1. Aanslag, bezwaar en geding voor het Hof
Aan belanghebbende is voor het jaar 1993 een aanslag in de inkomstenbelasting/premie volksverzekeringen opgelegd naar een belastbaar inkomen van f 575.741,--, welke aanslag, na daartegen gemaakt bezwaar, bij uitspraak van de Inspecteur is gehandhaafd.

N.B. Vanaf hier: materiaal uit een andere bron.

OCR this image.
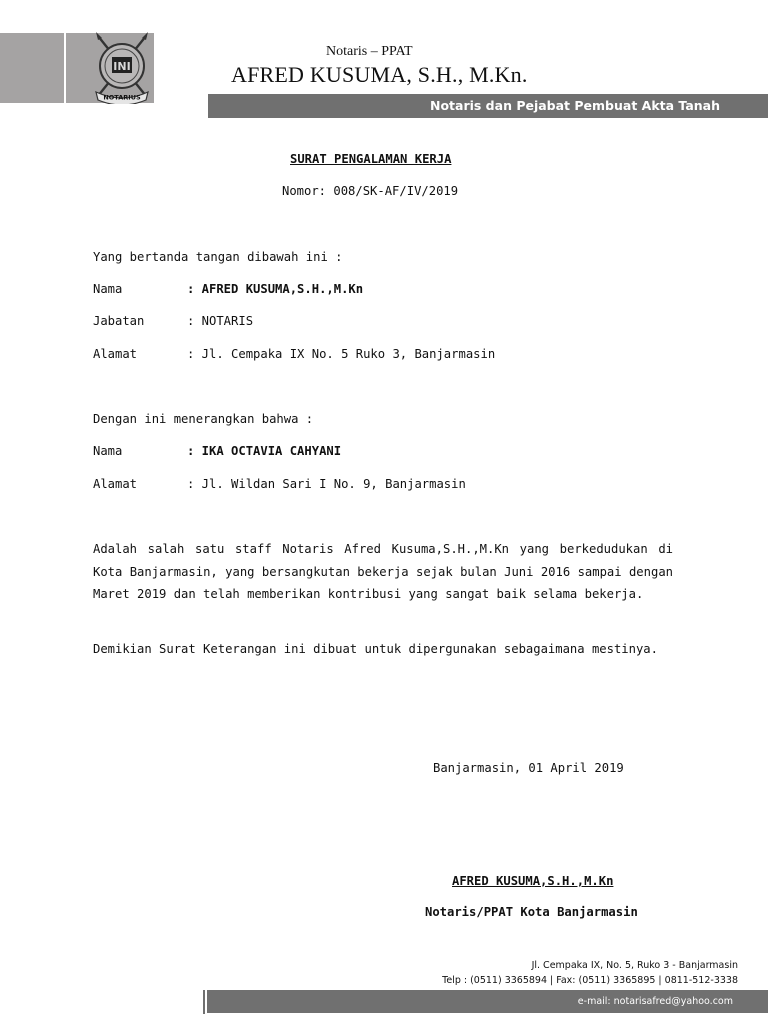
INI
NOTARIUS
Notaris – PPAT
AFRED KUSUMA, S.H., M.Kn.
Notaris dan Pejabat Pembuat Akta Tanah
SURAT PENGALAMAN KERJA
Nomor: 008/SK-AF/IV/2019
Yang bertanda tangan dibawah ini :
Nama	: AFRED KUSUMA,S.H.,M.Kn
Jabatan	: NOTARIS
Alamat	: Jl. Cempaka IX No. 5 Ruko 3, Banjarmasin
Dengan ini menerangkan bahwa :
Nama	: IKA OCTAVIA CAHYANI
Alamat	: Jl. Wildan Sari I No. 9, Banjarmasin
Adalah salah satu staff Notaris Afred Kusuma,S.H.,M.Kn yang berkedudukan di Kota Banjarmasin, yang bersangkutan bekerja sejak bulan Juni 2016 sampai dengan Maret 2019 dan telah memberikan kontribusi yang sangat baik selama bekerja.
Demikian Surat Keterangan ini dibuat untuk dipergunakan sebagaimana mestinya.
Banjarmasin, 01 April 2019
AFRED KUSUMA,S.H.,M.Kn
Notaris/PPAT Kota Banjarmasin
Jl. Cempaka IX, No. 5, Ruko 3 - Banjarmasin
Telp : (0511) 3365894 | Fax: (0511) 3365895 | 0811-512-3338
e-mail: notarisafred@yahoo.com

Belanghebbende is tegen die uitspraak in beroep gekomen bij het Hof, dat het beroep gegrond heeft verklaard, de uitspraak heeft vernietigd en de aanslag heeft verminderd tot een berekend naar een belastbaar inkomen van f 126.667,--. De uitspraak van het Hof is aan dit arrest gehecht.
2. Geding in cassatie
Belanghebbende heeft tegen ’s Hofs uitspraak beroep in cassatie ingesteld. Het beroepschrift in cassatie is aan dit arrest gehecht en maakt daarvan deel uit.
De Staatssecretaris van Financiën heeft een vertoogschrift ingediend.
Belanghebbende heeft de zaak doen toelichten door mr. W.P. Keulers, advocaat te Zoetermeer.
3. Beoordeling van de middelen van cassatie
De middelen kunnen niet tot cassatie leiden. Zulks behoeft, gezien artikel 101a van de Wet op de rechterlijke organisatie, geen nadere motivering, nu de middelen niet nopen tot beantwoording van rechtsvragen in het belang van de rechtseenheid of de rechtsontwikkeling.
4. Proceskosten
De Hoge Raad acht geen termen aanwezig voor een veroordeling in de proceskosten als bedoeld in artikel 5a van de Wet administratieve rechtspraak belastingzaken.
5. Beslissing
De Hoge Raad verwerpt het beroep.
Dit arrest is op 25 oktober 2000 vastgesteld door de vice-president R.J.J. Jansen als voorzitter, en de raadsheren F.W.G.M. van Brunschot, D.G. van Vliet, P.J. van Amersfoort en P. Lourens, in tegenwoordigheid van de waarnemend griffier J.M. van Hooff, en op die datum in het openbaar uitgesproken.